Se tem uma casa; se tem dinheiro no banco; se consegue pagar os seus impostos, compromissos, e prestações sociais; se ainda tem um trabalho; se os seus pais não precisam de ajuda; se, diante de tudo isto, ainda lhe dá para filosofias; não será um privilegiado?

‘Recentrar no essencial?’ Há quem viva no essencial todos os dias. A atender a mesas de bares e restaurantes, a limpar hotéis, a recuperar a fachada de um prédio, a conduzir, em biscates, em pequenas repartições do Estado. Recepcionistas, fazem o que não se faz de casa. No osso, sem poupanças, e sem perspectivas para além do dia-a-dia. Serão eles os primeiros.

A ‘insustentabilidade’ do capitalismo globalizado põe pão na mesa de muita gente. E esta crise escolhe as vítimas com uma desigualdade cruel e particular. É por isso, também, que a questão é bem mais penosa do que queremos crer.

4. O medo. É por medo que se julga que o vírus será eliminado pela força. É por medo que se diabolizam turistas, e se proíbem estrangeiros nos autocarros. É por medo que se maltratam, culpam e escondem possíveis infectados. É por medo que se censuram exageradamente os velhos. É por medo que se subscrevem mezinhas e excessos profilácticos. E é por medo que à hora se actualizam os mortos e detectados.

O medo é o mais esquivo dos egoísmos, porque nunca usa o seu verdadeiro nome. O medo diz-se prudente quando é paranóico, e diz-se informativo quando é compulsivo. O medo não se conhece pelo que diz, mas pela raiz daquilo que diz. Temos medo por nós, e não pelos outros. O medo que nos atira para casa na hora do cuidado é o medo que nos bloqueia na hora da ação. O medo pode ser bom conselheiro, mas só o será por acaso, e ninguém precisa de um conselheiro assim.

5. O egoísmo é humano e legítimo. Todos pensamos no que o vírus significa para “mim”, por oposição ao que significa para todos. E o COVID-19 colocou-nos a nu. Expôs, como uma ferida, a nossa incapacidade de agir pelo bem comum, e as quezílias e contradições das nossas sociedades de pessoas e nações.

A esperança que existe é paradoxal. E a Igreja Católica, por exemplo, percebeu-o.

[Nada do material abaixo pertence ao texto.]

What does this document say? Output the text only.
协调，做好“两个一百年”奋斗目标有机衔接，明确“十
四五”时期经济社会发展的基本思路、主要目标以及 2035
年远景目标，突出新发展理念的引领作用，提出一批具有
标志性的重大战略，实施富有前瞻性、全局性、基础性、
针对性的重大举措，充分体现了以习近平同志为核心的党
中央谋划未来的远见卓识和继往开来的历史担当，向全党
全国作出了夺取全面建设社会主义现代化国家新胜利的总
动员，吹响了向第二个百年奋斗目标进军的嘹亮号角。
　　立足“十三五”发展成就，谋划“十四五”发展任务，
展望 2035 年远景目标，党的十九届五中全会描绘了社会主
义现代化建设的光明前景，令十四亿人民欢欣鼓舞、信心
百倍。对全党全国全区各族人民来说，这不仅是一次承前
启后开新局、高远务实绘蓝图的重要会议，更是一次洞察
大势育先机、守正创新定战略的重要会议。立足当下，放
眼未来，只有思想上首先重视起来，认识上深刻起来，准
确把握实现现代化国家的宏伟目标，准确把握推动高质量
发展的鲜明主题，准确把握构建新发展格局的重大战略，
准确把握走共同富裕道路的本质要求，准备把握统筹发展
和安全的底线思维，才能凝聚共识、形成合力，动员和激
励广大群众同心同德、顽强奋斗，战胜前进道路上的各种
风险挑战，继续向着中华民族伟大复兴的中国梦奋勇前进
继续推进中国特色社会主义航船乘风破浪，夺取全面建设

Ela, que vive do culto e da congregação, que até beneficia da superstição e de súplicas salvíficas, ordenou nesta Quaresma o encerramento dos lugares de culto, e apelou à reclusão dos fiéis. O que parece uma clausura e um fechamento é na verdade a mais íntegra caridade.

Connosco também é assim. Como um templo aberto na busca de um milagre, o egoísta destrói-se enquanto se tenta salvar a si mesmo. Como uma igreja racionalmente fechada, o altruísta salva-se enquanto tenta proteger os outros.

Cumpre resistir aos piores impulsos. A vida só se dá a quem se deu. É tempo de dar. Com humildade, discernimento e coragem.